DNC detect an attempt to hack voter database: Someone tried to hack the Democratic National Committee – again.
The DNC, the formal governing body of the Democratic Party, told the FBI on Tuesday that it had discovered a “sophisticated attempt” by hackers to gain access to its voter database, according to CNN.
That voter database, held in a service called Votebuilder, includes sensitive information like addresses and phone numbers — likely of thousands of potential voters, donors, and more.
The hackers apparently created a fake website designed to look very similar to the real one that Democratic Party officials and campaigns use to log in to that database. The idea was that officials would try to log in to this fake page using their real usernames and passwords, thereby revealing that information to the hackers and enabling them to use it to log in to the real site and access the voter database. This tactic, called “spearphishing,” is one of the most common ploys hackers use to try to gain access to sensitive or private information.
The hackers even sent emails to DNC officials trying to get them to use the fake page.
The DNC only found out about the attack because a cybersecurity company in San Francisco called Lookout detected the fake website late Monday and alerted the company that hosts the DNC’s database. That company, DigitalOcean, says it took down the fake site “within hours.”
Lookout, which spotted the fake NGP VAN login page, says it quickly notified DigitalOcean, the site's hosting platform, and site was taken down "within hours."
DigitalOcean confirms, says it was told early Tuesday morning. Also says it's working with the DNC and law enforcement. pic.twitter.com/X5GPUj2XH3
— Eric Geller (@ericgeller) August 22, 2018
CNN, citing an unnamed “Democratic source,” says the DNC doesn’t currently believe that the hacking attempt was actually successful and “has no reason to believe its voter file was accessed or altered.”
The DNC has reportedly contacted the FBI to let it know about the hacking attempt. For now, it’s unclear what action, if any, the FBI is taking in response, though DigitalOcean said in a statement that it is working with the “appropriate law enforcement agencies” on the matter. The DNC also said it was investigating who the culprit might be.
It’s a good thing Lookout found what it did. The fake website “was very convincing,” the company’s vice president Mike Murray told CNN, adding that “it would have been a very effective attack” if it hadn’t been spotted so quickly.

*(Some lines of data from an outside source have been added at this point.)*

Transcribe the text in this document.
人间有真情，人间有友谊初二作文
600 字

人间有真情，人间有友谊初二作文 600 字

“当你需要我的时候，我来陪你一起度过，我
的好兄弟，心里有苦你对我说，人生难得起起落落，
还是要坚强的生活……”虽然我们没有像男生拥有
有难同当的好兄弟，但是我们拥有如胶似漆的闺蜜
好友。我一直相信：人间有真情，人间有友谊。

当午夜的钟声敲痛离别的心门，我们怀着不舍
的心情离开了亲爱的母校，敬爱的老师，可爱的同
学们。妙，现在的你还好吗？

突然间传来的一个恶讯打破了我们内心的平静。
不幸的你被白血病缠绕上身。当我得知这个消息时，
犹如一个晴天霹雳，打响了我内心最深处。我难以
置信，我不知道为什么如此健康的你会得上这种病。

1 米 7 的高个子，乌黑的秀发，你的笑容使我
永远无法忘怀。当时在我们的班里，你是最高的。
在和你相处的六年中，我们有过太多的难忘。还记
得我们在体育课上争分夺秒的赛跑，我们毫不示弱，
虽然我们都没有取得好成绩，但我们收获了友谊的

Related: New Russian hacking attempt
The DNC was a cyber target before — and it didn’t go well
If you feel like you’ve heard this story before, it’s because you have — but it had a much worse ending last time around.
As the New York Times has reported in detail, the FBI discovered that a hacking group linked to the Russian government had gained access to at least one computer at the DNC.
But when the FBI contacted the DNC in September 2015 to let them know, the organization’s tech-support contractor didn’t do much with the information beyond performing “a cursory search of the DNC computer system logs to look for hints of such a cyberintrusion.” In fact, it took a whopping nine months before DNC officials even held a formal meeting with the FBI about it.
That was too little, too late. Russian hackers ultimately had access to the DNC’s network for seven months before top DNC officials knew about the attack or hired anyone to combat it. During that time, the hackers stole countless emails and documents, later releasing them to the public to try to damage the Hillary Clinton campaign.
Clearly, the DNC has learned its lesson this time around, and it has moved swiftly to let the FBI know about the attempt. What’s less clear is whether the DNC can stay just as vigilant — and move just as quickly — when the next attack comes.